My diagram also shows a double white wire at the generator. They are probably bolted to the output terminal on the back, and they will be pretty fat wires, ... I mean RATHER fat wires. You must always find the same voltage there as you do across the battery posts. If you find very high voltage on those wires, say 15.0 volts or more, while you find less than 12.6 at the battery, check for a blown 80-amp fuse in the fuse box under the hood. Fuses that large are often bolted in. The diagram only shows that something else feeds off that fuse on the same side as the generator's connection, so there will be other circuits that are dead if that fuse is blown, but they will work while the engine is running since they're being fed by the generator's output. Although the circuits will work, current won't be getting back to the battery to keep it charged. If that fuse IS bolted in, that's a good place to find an intermittent connection. Be sure both nuts are tight.
A second way to check that output circuit and fuse is to measure the voltage on the generator's output terminal, (double white wires), when the engine is off. You must find full battery voltage there. If the fuse is blown, you'll find 0.0 volts there.
If all these voltages are right, including you find battery voltage is between 13.75 to 14.75 volts with the engine running, there is one more way for the generator to let the battery run down. That is if one of the six diodes in the generator is defective. The only listing I found for your truck is a 75-amp generator.
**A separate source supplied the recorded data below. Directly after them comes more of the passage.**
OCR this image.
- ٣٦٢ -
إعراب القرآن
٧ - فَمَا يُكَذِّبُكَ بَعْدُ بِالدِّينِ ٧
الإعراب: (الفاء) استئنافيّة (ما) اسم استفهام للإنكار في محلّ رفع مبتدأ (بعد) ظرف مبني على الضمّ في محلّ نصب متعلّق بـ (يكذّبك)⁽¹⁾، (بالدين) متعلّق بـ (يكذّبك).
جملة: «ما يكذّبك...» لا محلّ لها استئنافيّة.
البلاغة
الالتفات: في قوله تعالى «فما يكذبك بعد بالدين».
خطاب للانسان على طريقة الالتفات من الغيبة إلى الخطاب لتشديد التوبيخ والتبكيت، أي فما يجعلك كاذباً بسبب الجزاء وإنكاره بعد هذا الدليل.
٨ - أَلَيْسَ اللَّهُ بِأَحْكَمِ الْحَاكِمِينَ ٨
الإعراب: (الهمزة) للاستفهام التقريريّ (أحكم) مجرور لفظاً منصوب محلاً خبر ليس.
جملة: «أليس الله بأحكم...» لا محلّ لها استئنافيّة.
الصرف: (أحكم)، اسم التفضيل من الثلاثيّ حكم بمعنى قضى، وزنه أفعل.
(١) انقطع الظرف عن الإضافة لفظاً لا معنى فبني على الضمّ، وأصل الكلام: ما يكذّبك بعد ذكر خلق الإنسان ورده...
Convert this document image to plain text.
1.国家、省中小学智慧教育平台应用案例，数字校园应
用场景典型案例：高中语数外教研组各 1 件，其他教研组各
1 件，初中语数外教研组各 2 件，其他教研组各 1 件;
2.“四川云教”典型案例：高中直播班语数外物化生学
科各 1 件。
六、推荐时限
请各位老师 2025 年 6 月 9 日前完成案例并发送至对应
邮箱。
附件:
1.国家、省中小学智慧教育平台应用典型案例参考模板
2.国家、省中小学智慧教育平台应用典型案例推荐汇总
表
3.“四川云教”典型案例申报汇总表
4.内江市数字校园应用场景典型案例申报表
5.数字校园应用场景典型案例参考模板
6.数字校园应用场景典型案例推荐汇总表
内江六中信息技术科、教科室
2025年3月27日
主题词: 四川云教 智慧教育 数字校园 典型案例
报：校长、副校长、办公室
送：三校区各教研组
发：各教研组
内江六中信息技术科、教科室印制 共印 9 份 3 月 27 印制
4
With a failed diode, all you will be able to get during the full-load output current test is exactly one-third of the generator's maximum rated current; in this case, 25 amps. That is not enough to meet the demands of the entire electrical system under all conditions. The battery will have to make up the difference until it slowly runs down over days or weeks. You need a professional load tester to measure full-load output current. It will also measure "ripple" voltage. All AC generators develop three-phase output current which is very efficient and results in very little voltage variation, which is "ripple". With a failed diode, one entire phase will be missing causing ripple voltage to be very high. Some testers that provide printouts list ripple as a voltage. I don't know what "normal" is because I always used a tester that used a bar graph to show relative voltage between "low" and "high". Regardless, it's that 25 amps that is the clue we're looking for. If all the voltages are okay at the generator's plug, have the charging system tested again, and find out the value of output current.